I have several systems that are using slowboats or rather drones of some sort, traveling in normal space.

Basically, the systems involved had a colony on a 3rd world that was placed there by their last jump ship before it broke down. The home systems knew that their jump ships wouldn't last forever, planned for their eventual breakdown and to secure a constant flow of incoming resources.
Huge magnetic accelerator rings were built in space to launch the drones which were filled with and built of, processed ores, rare earth elements, etc., all of which could take bruising gravity from the initial surge and years of zero gravity and without being affected by vacumn.
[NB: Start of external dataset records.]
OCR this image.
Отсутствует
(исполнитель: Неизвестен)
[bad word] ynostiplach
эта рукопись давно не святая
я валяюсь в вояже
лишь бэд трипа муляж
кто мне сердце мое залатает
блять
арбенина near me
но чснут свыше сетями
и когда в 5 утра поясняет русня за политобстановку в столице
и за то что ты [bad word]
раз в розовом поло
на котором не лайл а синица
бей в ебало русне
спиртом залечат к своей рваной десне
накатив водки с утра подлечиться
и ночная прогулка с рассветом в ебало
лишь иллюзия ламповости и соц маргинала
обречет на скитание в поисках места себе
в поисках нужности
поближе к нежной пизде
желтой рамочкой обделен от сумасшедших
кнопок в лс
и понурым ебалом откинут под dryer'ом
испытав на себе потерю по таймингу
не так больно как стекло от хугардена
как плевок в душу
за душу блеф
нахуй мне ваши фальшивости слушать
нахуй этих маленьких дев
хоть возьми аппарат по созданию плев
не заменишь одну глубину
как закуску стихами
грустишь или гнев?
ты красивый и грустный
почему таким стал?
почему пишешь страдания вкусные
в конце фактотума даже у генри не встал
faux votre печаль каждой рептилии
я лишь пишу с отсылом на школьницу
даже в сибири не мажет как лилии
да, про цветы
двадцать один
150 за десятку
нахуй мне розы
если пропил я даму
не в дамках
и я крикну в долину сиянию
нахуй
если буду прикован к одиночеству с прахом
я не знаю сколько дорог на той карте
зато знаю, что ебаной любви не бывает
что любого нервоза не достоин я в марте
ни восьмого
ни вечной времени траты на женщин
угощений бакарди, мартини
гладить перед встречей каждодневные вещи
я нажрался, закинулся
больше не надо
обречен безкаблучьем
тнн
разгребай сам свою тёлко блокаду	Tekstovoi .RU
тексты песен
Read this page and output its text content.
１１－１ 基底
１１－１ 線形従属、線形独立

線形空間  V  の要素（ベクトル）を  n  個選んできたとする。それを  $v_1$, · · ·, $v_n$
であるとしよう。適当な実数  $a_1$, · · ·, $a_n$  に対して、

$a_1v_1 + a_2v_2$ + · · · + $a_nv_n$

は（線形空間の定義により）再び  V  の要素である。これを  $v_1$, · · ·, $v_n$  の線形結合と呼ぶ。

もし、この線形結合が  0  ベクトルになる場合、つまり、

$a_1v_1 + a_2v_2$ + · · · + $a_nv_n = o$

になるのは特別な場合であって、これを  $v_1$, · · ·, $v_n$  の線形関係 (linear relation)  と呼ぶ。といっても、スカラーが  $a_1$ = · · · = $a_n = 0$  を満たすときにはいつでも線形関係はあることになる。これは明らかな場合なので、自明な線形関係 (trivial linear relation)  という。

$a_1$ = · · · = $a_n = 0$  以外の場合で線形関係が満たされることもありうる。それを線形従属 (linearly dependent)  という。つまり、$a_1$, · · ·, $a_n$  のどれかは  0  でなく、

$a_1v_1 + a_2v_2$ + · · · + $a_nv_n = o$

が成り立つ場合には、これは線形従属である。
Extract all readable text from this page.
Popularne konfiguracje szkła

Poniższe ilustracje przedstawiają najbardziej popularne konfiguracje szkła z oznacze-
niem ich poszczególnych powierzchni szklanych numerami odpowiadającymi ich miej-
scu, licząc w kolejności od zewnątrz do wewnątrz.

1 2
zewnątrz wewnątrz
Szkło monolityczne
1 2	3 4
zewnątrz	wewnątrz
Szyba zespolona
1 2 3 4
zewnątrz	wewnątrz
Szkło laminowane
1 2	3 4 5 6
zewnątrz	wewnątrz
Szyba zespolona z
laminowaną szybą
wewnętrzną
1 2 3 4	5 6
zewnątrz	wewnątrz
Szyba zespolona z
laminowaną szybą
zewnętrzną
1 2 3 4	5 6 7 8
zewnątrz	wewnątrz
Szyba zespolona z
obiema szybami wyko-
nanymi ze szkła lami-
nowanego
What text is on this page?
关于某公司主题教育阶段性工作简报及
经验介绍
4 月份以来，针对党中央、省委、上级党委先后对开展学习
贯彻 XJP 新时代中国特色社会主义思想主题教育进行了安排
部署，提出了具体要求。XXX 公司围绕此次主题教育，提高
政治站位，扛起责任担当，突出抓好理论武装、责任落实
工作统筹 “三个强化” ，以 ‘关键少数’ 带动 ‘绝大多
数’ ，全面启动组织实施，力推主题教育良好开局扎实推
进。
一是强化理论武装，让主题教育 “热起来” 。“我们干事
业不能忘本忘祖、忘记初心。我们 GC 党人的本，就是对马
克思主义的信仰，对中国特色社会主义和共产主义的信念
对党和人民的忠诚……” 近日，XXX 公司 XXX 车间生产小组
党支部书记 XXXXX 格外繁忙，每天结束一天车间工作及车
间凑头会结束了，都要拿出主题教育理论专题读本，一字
Similar rings in the home system would deaccelrate the ships and send them to orbital refineries for processing. Occasionally a drone would be re-used, sending new equipment and the like back to the 'thriving' colony.

This gives me the ability to have a system that forget about the incoming drones because of a problem in say a century's courses which is then fixed, or somebody forgets to send goodies to the resource system which has died out but there is still a few years of goods enroute and of course, the arrival of a jump ship which can always beat the slow boat on delivery times.